Wednesday, June 11, 2008

pret a porter: colostomy bags

fortunately, i have no need for one of these medical accessories, and subsequently, know very little about them. however, because i am always interested in expanding my trivial pursuit options under the category "fecal family"; google + lunch table = another blog about poo.

unfortunately the lunch table were not particularly helpful in supplementing my scant knowledge of the subject. as evidenced by one colleague assuming that colostomy bags were hooked onto IV drip poles, to then be dragged around like a toy poodle. and while gravity would certainly be a friend of diarrhea in this scenario, constipation and an elevated catheter could prove both uncomfortable and messy. matte would obviously be recommended over an opaque bag, but the visibility of an IV rigged colostomy is an untapped market for design geeks, staring at their mac's, somewhere in southeast asia.

internet research identified two main varieties that are available for consumers; a more contemporary model, featuring a wax seal, versus the traditional 'belt and bag'. for those not willing to go the ebay route, bags typically retail between $5 and $40-- the difference between a "jansport" and a ballistic, neoprene, and moisture wicking "north face" version. alternative prototypes might feature nike's swoosh logo (an ever present reminder of the task at hand) and plenty of sponsorship at ironman events; louis vuitton and coach to co-ordinate and accessorize for long haul travel; a simple CK to match the never-to-be-soiled undies; and ikea's edition would come flatpacked, in cherry, ash, or black (matte). wikipedia also reported that flatulence exits the same way as solid waste, making bag changing a doubly intense experience. this does present a nice opportunity for an accompanying line of personal colostomy cologne.

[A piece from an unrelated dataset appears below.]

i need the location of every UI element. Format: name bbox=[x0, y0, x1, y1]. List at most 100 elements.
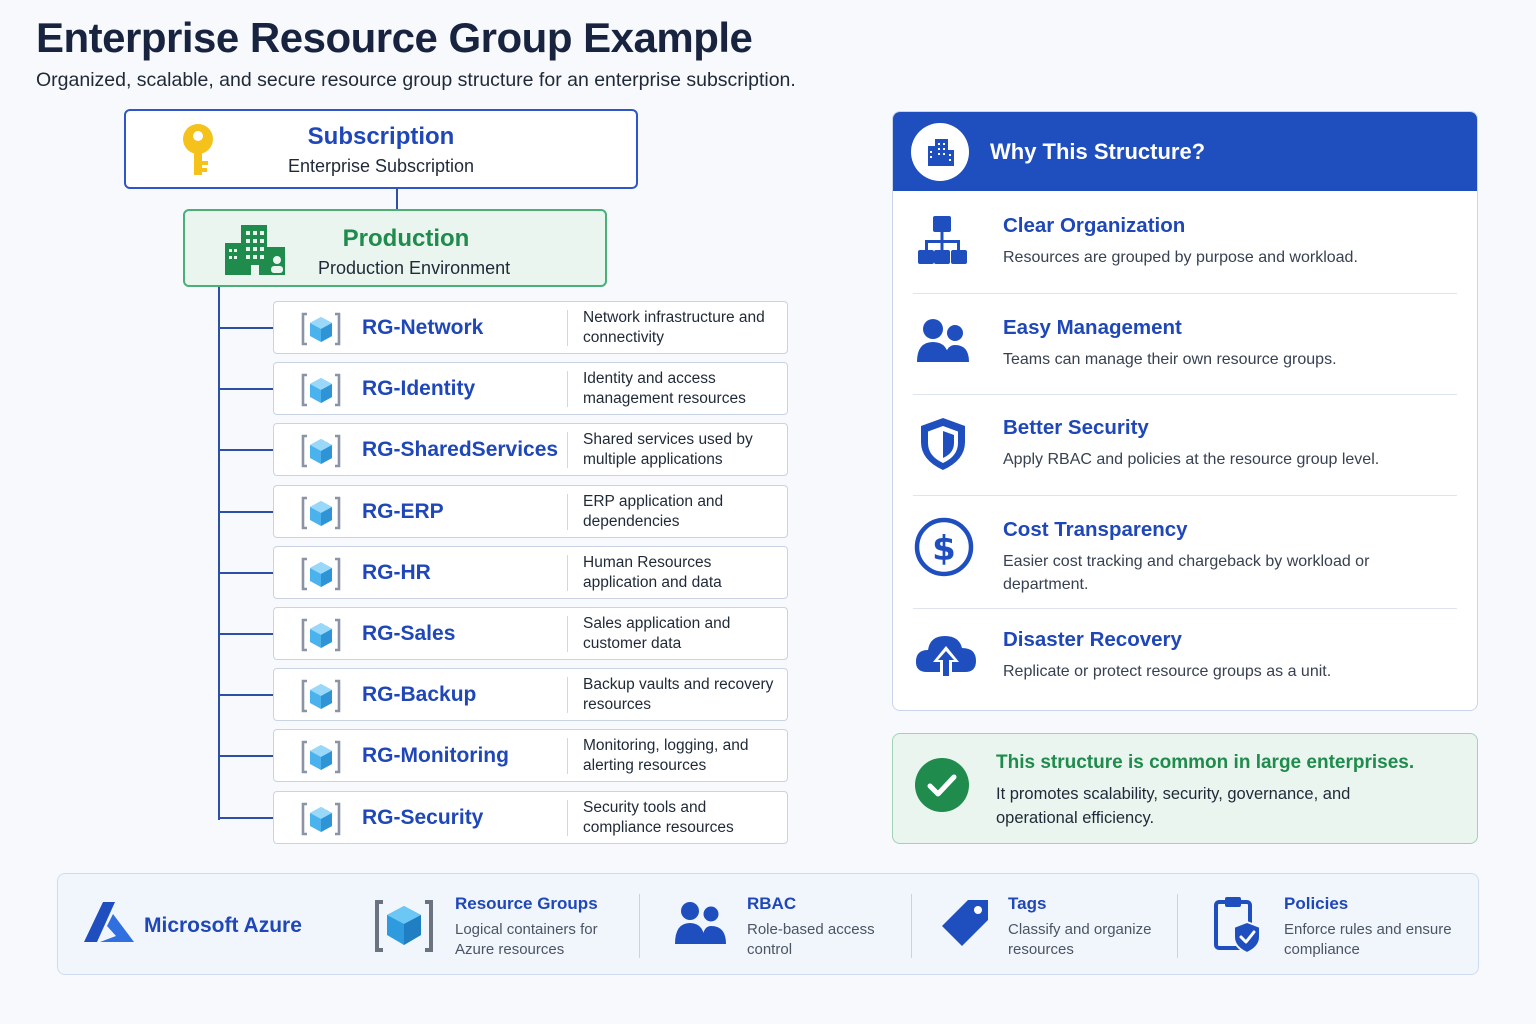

marketing would be simple (and exclusive to skymall). never again would you have to climb over someone's lap on an aeroplane. "window seat every time? don't want to sit in the middle (of 5) for the 6 hour plus voyage across the atlantic? no problem, i'll switch my exit row aisle with you: i'm packing the colostomy 2000".

http://www.poopreport.com/ (you know you want to).

3 comments:

JAWZ3 said...

yes .....a matching Louis Vuitton?

bethany said...

I knew i served a purpose at your place of employment. Had I been at the lunch table (which i would have been because I am your favorite) I could have regaled the glories of a colostomy bag. In fact, I have already had a patient with one, and let me tell you.....emptying them is a trick, it requires the skills of a ninja, or you have to change scrubs due to poo smeared pants.......

p.s. high colon colostomies look like bags of brownie batter, how is that for your poo image :)? (and sorry they already have deodorant for the bags :))

Disa said...

it has come full circle. the colostomy conversation started, while in your absence, because of you-- the whole poo smearing/clean up story you told a couple of weeks ago outside headliners.

brownie batter...i have to say, i do like that visual analogy.